森田実・副島隆彦「アメリカに食い尽くされる日本」

政治評論家森田実(1932年生まれ)、政治評論家でもありアメリカ政治史研究者副島隆彦(1953年生まれ)の初対談本が「アメリカに食い尽くされる日本 小泉政治粉飾決算を暴く」(日本文芸社)です。

たまたま手にとる機会があり、読む事になりました。面白いといえば面白い、切り込んでいるといえば切り込んでいる本でした。

副島氏、人脈中心の分析方法で、日本がアメリカにどうとりこまれているかを語っています。
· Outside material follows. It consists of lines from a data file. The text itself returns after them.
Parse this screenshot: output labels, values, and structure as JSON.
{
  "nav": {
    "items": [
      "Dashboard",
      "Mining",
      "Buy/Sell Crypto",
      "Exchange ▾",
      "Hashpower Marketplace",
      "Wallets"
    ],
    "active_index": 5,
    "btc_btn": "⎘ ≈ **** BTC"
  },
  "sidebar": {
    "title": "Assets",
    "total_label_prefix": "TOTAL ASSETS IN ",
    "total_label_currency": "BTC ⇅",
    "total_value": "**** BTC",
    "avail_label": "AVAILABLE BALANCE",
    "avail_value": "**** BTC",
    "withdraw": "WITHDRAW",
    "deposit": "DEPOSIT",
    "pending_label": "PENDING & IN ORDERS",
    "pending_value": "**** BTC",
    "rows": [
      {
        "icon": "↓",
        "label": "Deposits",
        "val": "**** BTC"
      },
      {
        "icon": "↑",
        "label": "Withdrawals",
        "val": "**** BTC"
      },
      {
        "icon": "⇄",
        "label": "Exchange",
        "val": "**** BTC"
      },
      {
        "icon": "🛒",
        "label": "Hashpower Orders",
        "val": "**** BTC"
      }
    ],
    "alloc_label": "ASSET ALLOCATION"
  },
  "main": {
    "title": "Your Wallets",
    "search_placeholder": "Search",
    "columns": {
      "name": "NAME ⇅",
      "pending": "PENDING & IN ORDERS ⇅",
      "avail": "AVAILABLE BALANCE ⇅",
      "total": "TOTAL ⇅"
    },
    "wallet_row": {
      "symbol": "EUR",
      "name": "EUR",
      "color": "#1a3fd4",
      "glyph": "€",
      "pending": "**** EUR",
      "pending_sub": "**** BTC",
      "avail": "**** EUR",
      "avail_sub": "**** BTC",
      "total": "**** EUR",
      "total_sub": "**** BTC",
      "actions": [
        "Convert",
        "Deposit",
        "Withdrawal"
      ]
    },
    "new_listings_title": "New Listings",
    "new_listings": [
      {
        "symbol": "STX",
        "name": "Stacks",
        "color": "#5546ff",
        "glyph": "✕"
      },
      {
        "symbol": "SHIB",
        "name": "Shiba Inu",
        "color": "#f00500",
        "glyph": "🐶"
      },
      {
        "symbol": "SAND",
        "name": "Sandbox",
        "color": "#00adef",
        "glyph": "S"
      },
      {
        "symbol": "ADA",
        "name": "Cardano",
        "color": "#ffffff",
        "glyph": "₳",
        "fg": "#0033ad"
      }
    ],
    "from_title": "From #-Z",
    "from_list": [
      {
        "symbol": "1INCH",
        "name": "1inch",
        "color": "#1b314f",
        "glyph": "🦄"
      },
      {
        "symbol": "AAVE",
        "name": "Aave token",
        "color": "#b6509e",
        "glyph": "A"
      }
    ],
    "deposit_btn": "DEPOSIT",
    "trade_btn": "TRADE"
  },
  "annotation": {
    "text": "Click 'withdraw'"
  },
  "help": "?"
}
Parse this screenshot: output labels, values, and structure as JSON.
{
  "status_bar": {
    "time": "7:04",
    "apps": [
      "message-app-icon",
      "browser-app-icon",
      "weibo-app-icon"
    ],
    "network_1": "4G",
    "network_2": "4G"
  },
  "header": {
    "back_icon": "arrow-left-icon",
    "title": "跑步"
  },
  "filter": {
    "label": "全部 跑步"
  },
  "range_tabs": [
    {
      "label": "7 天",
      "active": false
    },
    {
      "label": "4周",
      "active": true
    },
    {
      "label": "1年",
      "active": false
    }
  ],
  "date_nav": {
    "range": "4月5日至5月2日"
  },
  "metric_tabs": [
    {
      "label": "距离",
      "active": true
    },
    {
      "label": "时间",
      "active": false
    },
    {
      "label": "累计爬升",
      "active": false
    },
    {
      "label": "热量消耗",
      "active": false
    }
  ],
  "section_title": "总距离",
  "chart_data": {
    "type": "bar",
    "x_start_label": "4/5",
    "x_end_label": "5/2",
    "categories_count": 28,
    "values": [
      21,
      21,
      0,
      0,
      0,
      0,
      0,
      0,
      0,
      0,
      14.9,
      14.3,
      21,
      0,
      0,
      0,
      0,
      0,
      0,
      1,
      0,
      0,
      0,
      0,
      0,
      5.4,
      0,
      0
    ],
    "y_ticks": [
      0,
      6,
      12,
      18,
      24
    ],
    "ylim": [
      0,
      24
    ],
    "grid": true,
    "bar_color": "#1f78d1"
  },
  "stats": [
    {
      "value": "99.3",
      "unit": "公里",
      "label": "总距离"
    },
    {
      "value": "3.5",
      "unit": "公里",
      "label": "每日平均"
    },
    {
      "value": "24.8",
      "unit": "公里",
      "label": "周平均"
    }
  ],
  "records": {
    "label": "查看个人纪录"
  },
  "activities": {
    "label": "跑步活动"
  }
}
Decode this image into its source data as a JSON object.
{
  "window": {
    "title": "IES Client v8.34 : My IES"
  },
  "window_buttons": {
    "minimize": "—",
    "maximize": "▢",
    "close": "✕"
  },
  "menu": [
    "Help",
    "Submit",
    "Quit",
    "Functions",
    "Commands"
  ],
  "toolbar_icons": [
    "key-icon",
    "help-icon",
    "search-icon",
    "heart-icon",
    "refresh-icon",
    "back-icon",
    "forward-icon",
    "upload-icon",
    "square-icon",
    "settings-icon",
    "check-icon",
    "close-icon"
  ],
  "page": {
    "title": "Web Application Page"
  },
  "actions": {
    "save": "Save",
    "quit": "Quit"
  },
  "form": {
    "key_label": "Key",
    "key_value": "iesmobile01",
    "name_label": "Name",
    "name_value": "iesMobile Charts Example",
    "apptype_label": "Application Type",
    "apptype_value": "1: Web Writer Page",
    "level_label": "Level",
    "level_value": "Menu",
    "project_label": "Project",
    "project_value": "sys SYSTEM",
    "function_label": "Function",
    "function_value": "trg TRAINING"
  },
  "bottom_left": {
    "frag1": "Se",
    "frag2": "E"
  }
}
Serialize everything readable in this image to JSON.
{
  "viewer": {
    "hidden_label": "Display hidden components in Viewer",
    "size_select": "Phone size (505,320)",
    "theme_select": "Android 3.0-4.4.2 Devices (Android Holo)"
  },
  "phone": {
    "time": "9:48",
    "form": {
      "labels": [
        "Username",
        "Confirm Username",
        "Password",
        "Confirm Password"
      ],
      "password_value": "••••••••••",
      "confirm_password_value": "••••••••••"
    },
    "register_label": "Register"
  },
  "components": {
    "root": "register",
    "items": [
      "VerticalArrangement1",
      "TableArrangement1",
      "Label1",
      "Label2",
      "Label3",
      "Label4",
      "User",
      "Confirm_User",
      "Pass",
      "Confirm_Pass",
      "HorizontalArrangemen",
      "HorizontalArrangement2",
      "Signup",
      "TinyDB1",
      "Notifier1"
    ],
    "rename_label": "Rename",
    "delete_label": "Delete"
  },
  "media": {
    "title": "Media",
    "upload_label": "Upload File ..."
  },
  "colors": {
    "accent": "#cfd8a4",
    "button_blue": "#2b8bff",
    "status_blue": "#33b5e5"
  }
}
ご本人「属国・日本論」(242ページ)が専売特許(242ページ)といっています。森田氏も事実上の植民地国家日本(138ページ)の状況を憂いている点は同じです。

日本がアメリカに食い尽くされることのないようにという二人の危機意識、問題意識は、強いものがありました。政官財の指導者や日本の保守言論人はアメリカの手先の買弁勢力と切り捨てる副島氏、消費税率のアップを含め増税はもっとも安易かつ危険は愚策と言う森田氏、多方面にわたって熱っぽい話が続きます。

森田氏は日本のマスメディアは電通に支配されているとして、電通を批判したそうですが、それでテレビ出演依頼はなくなったという発言には驚かされました。また副島氏は、活字による出版言論の場がせばまり、保守もリベラルも物書きとしては生き延びられない状況があるということにも驚かされました。

読者がすべてが納得し腑に落ちるような対談ではなさそうです。民主党小沢一郎氏への期待の高さにしても、どうなのでしょうか。何点つけられる本なのか、100点満点とはいえないようです。しかし、思いの強さ激しさは辛口の発言とともに伝わりました。ふたりの評価する言論人も少なくはないことも面白いことのひとつでした。